Pinaud sourit à ce rictus infâme lové au creux de la monstrueuse poigne.

— Merci, Narcisse, vous avez eu toute la peine, dit-il en fourbissant la chose avec sa jupe avant de se la tant bien que mal rajuster in the clapoir.

Le gendarme-chef remarque mon visage détendu. L’estimant de bonne augure, il s’enhardit :

— Vous accepteriez de dîner avec nous, monsieur le commissaire ?

— Sans façon, refusé-je. J’aimerais téléphoner.

— Comment donc ! La ligne est à vous !

Il me filerait même sa mégère en supplément, plus sa belle-doche, son canari et ses brodequins de cérémonie.

Je demande le 69 à Caducet et je l’obtiens si rapidement que, pendant une pincée de secondes, j’ai l’impression de ne pas être en France.

Une voix féminine, pas désagréable du tout, répond à mon appel.

— Allô ! J’écoute…

Le « ô » est traînant comme une robe de mariée.

— Qui est à l’appareil ? m’enquiers-je, surpris, croyant à un faux numéro.

— La gouvernante du docteur Bérurier, rétorque la voix.

En v’là un qui n’a pas perdu de temps pour remplacer la mère Pinuche. Je vous parie ce que vous savez contre n’importe quoi plié dans du papier de soie, que Sa Majesté a embauché une luronne du pays.

— Je voudrais parler au docteur.

— Il n’est pas revenu de ses visites, y a une commission ?
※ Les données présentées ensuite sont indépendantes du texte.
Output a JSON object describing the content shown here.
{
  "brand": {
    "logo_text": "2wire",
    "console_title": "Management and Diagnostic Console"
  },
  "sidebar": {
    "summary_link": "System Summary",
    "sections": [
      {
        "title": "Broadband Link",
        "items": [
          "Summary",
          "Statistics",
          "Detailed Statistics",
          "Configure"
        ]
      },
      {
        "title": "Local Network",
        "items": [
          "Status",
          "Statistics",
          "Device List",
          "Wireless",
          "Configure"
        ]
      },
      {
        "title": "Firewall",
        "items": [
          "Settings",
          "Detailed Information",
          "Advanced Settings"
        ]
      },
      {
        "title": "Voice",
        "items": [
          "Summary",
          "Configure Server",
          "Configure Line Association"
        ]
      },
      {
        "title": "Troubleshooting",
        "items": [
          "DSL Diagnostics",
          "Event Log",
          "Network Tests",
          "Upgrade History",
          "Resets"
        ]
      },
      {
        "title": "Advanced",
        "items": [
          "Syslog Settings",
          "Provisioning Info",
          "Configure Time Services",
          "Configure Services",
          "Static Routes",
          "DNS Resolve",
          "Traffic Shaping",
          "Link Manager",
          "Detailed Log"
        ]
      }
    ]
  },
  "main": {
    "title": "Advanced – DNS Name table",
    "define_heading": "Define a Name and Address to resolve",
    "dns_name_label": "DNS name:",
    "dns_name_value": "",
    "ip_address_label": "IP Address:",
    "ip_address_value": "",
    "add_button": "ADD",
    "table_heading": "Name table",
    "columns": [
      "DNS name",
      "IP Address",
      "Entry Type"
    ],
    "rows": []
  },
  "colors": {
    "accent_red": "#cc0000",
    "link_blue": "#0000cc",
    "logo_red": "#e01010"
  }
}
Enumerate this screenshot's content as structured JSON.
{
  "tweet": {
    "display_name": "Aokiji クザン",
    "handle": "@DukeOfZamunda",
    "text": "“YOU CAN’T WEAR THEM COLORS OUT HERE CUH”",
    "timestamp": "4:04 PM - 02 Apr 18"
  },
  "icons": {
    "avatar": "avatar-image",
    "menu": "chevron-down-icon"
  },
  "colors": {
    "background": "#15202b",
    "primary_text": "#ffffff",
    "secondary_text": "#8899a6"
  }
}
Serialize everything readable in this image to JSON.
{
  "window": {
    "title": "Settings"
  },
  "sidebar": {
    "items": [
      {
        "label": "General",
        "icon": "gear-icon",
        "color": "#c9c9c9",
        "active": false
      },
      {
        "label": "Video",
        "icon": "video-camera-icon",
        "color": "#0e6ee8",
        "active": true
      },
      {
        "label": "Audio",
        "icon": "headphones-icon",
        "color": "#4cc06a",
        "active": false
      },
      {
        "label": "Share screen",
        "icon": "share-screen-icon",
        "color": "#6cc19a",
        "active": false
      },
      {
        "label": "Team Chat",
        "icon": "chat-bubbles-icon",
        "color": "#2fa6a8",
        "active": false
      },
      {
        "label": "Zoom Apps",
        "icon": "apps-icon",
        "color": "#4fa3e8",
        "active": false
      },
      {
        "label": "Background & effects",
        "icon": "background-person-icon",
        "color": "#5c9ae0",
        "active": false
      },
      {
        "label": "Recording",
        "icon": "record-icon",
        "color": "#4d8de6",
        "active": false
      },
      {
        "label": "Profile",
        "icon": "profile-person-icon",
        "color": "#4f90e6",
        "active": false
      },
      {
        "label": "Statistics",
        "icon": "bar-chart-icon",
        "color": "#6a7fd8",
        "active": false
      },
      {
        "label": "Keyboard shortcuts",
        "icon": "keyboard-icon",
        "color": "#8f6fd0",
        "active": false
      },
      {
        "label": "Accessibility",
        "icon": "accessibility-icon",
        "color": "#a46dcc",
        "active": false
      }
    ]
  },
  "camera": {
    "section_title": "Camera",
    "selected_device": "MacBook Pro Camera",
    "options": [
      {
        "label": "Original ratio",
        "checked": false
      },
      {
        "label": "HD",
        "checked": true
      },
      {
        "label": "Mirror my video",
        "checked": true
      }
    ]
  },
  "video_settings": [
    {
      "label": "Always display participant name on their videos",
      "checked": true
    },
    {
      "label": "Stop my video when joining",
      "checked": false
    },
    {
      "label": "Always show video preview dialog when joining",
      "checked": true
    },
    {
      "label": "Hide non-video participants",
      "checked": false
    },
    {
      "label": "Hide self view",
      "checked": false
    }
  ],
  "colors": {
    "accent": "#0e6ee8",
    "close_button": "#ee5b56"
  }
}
— Dites-lui que son cousin Antonio lui demande de l’appeler sitôt qu’il rentrera au numéro que je vais vous donner…

Je place ma main chevaleresque sur le turlu :

— C’est le combien, ici ?

Narcisse me file son tube et j’annonce la couleur à la camériste du Gravos.

— J’ai idée que le Mastar t’a trouvé une remplaçante, dis-je à Pinuchard, après avoir raccroché.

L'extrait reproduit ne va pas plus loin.